Virtual reality has become an increasingly popular fixture in the popular imagination. Once thought of a sci-fi experience, the use of technology to deliver virtual sensory experiences has become all too common. Especially when we look at tools and programs like Meta’s Metaverse, it’s clear that virtual reality experiences have evolved to the point where someone can step away from the physical world and become entirely immersed in the digital world.
Well, mostly.
Like with other types of virtual reality experiences, including video games, however, virtual reality tools are focused on one particular sensory experience: what we can see. Now, researchers at Stockholm University and Malmö University have developed a way to add an additional sensory experience to the virtual reality environment: the sense of smell. This new experience, work funded by the Marianna and Marcus Wallenberg Foundation, is described in a recent article published in the International Journal of Human-Computer Studies.
The new virtual reality experience uses a scent machine that is controlled by a central computer. To test their scent machine, researchers developed a game that people can participate in. The game focuses on a wine smelling experience; participants are led to a wine cellar where they can pick up different glasses of wine and try to make guesses about the smells of each wine. The scent machine is triggered when a participant grabs a glass and lifts it up to smell it.
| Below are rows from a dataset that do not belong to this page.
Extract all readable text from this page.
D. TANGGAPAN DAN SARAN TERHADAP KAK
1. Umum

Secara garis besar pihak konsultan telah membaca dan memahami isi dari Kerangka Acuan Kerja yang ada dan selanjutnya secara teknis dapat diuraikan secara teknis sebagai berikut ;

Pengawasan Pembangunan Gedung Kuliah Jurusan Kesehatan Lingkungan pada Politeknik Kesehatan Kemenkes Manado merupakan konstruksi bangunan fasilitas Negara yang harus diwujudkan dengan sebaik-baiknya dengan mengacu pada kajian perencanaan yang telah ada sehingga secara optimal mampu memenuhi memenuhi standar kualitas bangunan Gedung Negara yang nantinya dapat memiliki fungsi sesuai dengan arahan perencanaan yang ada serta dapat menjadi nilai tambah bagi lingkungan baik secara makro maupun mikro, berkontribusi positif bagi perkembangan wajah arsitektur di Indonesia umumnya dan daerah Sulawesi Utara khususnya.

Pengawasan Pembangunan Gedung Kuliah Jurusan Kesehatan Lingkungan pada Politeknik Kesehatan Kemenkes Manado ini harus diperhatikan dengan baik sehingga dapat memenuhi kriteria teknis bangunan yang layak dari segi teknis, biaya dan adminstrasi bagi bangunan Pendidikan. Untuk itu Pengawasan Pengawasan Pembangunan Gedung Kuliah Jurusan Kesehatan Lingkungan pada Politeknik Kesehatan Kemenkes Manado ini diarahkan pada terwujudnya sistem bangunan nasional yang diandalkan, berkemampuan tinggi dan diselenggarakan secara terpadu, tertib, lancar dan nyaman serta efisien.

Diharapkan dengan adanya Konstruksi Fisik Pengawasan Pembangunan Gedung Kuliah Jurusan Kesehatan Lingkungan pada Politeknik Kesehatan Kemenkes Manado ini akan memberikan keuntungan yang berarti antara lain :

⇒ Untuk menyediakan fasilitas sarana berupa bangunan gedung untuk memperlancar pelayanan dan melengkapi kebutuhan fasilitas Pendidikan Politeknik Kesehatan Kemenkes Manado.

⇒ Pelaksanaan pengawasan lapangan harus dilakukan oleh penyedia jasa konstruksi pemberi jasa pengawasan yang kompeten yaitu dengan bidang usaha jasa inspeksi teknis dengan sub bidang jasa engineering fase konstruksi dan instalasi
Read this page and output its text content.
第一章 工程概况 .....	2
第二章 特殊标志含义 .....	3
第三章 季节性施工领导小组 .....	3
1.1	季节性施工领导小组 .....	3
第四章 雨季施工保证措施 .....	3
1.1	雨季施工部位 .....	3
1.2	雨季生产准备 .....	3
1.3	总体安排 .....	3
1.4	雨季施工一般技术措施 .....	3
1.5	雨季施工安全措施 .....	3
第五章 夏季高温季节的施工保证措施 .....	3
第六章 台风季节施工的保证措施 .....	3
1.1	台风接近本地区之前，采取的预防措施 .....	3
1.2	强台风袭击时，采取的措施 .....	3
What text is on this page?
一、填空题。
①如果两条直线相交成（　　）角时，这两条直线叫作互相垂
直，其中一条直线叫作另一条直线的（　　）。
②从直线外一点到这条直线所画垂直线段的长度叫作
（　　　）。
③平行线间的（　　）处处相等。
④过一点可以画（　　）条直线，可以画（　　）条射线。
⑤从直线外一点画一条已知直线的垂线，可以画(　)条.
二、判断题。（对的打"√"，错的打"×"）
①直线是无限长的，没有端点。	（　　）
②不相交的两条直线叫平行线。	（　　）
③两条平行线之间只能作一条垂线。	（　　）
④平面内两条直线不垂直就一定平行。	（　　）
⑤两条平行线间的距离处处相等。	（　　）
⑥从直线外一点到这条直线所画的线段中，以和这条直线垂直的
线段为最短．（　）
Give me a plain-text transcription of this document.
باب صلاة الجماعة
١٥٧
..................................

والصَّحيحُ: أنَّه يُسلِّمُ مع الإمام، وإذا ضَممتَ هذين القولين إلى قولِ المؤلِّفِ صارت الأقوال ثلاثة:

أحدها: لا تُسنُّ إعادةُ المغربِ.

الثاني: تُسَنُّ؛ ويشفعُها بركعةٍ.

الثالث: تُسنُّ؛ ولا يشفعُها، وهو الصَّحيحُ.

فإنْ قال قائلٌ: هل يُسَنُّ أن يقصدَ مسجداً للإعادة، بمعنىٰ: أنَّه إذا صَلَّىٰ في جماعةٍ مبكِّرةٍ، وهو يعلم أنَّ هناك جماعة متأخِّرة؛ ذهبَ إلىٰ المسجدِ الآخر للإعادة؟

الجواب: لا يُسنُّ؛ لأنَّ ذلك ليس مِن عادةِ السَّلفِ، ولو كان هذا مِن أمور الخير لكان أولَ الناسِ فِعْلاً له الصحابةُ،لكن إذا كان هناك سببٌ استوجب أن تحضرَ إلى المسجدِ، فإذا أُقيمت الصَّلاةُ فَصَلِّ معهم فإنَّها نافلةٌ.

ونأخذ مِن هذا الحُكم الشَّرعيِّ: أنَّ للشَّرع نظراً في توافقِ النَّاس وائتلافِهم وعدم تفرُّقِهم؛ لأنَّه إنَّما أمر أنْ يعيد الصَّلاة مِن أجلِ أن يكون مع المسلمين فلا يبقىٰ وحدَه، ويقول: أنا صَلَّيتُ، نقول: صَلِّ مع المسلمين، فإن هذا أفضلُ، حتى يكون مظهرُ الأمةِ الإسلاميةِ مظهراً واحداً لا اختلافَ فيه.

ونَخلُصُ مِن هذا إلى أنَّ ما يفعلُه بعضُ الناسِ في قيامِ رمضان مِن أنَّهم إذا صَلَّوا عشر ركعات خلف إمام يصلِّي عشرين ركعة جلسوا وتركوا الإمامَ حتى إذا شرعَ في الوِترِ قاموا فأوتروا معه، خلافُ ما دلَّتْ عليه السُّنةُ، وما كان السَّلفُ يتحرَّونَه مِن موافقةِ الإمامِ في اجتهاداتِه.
The game can also increase its difficulty, providing users with new, challenging scents the further into the game they get, much like a traditional game gets harder the further into it you get. This approach could be used for people with sensitive noses, and it could also even be used to train wine tasters in the future.
The team hopes that the use of scent in virtual reality could also have medical uses as well. Specifically, researchers want to explore the use of scent-based virtual reality for smell training, which is often used to treat people who lose their smell after recovering from viruses or colds. Because losing the sense of smell was common with people who had COVID, they hope this new approach could help that patient population as well.
This new approach to smell in virtual reality experiences opens the door for developers to incorporate new sensory experiences into games and the virtual reality environment.